Şammari’ye göre ABD’nin Irak'taki güçlerini tamamen çekmeyi düşünmemesinin nedeni, Washington’ın Afganistan'daki projesinin çöküşü sahnesinin tekrarlanmasını istememesinden kaynaklı olabilir.

Irak'ın endişesinin, sadece Afganistan senaryosunun İran yanlısı milislerce sahneye koyulması ihtimalinden ibaret değil. Gözlemciler bu endişenin, IŞİD'in da son gelişmelerden cesaret alıp yeniden eylemlerine başlamasından da kaynaklandığını ifade ediyorlar. Özellikle IŞİD'in 2014 yılındaki Irak deneyimi ve ABD’nin ülkeden çekilmesine henüz üç yıl kala Irak güçlerinin örgüt karşısındaki çöküşü halen Iraklıların zihninde.
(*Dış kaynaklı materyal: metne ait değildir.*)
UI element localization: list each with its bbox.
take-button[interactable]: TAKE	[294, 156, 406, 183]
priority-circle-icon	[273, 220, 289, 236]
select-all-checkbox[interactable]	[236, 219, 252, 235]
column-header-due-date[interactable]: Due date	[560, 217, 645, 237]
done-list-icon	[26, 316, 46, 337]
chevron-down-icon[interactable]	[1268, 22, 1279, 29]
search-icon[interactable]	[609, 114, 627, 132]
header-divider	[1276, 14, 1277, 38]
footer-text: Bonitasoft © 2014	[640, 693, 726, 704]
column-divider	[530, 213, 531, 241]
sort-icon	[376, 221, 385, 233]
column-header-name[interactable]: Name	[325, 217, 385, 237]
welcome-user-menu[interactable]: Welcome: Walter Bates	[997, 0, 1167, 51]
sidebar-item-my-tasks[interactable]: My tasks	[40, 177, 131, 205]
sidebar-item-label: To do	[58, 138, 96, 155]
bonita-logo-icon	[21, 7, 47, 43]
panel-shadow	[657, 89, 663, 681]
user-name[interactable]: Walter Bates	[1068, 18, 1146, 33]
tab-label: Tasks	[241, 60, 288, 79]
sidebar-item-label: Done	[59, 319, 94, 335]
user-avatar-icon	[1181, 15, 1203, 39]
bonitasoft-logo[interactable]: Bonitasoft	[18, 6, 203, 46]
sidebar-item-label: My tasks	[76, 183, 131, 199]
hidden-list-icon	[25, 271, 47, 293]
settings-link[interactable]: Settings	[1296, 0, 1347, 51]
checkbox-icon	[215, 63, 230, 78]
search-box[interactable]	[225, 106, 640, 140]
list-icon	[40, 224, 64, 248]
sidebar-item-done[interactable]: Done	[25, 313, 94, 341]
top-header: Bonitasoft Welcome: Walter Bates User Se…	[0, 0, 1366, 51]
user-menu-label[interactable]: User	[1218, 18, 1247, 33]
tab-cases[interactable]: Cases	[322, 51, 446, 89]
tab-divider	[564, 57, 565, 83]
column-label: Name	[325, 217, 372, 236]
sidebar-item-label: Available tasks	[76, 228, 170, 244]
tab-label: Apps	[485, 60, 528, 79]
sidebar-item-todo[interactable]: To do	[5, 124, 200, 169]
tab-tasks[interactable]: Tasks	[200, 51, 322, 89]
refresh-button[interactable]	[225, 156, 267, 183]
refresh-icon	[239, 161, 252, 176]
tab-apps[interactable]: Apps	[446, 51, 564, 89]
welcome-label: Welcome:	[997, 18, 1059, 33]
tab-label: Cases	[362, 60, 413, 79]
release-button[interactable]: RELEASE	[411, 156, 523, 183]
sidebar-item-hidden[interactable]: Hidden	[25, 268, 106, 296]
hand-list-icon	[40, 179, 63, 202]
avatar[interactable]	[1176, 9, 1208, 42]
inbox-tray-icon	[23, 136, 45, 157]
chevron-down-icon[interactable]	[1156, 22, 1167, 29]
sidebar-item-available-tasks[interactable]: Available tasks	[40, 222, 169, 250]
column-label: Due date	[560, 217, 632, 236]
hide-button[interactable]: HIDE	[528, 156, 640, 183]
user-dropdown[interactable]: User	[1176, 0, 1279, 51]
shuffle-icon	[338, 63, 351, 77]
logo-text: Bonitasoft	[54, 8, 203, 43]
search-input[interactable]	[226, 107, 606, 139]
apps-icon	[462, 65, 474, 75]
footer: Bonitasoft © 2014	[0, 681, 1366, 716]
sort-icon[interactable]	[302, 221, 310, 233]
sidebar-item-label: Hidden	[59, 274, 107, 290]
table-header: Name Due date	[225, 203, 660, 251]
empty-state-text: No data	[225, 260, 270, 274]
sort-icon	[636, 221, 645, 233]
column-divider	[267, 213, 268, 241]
Şemmari ise özellikle Irak güvenlik güçlerinin 2017 yılında IŞİD karşısında elde ettiği zaferden sonra, örgütün Irak’ın çeşitli bölgelerindeki kontrolünü yeniden elde edebileceğine ihtimal vermiyor.

 

*İçerik orijinal haline bağlı kalınarak çevrilmiştir. Independent Türkçe’nin editöryal politikasını yansıtmayabilir.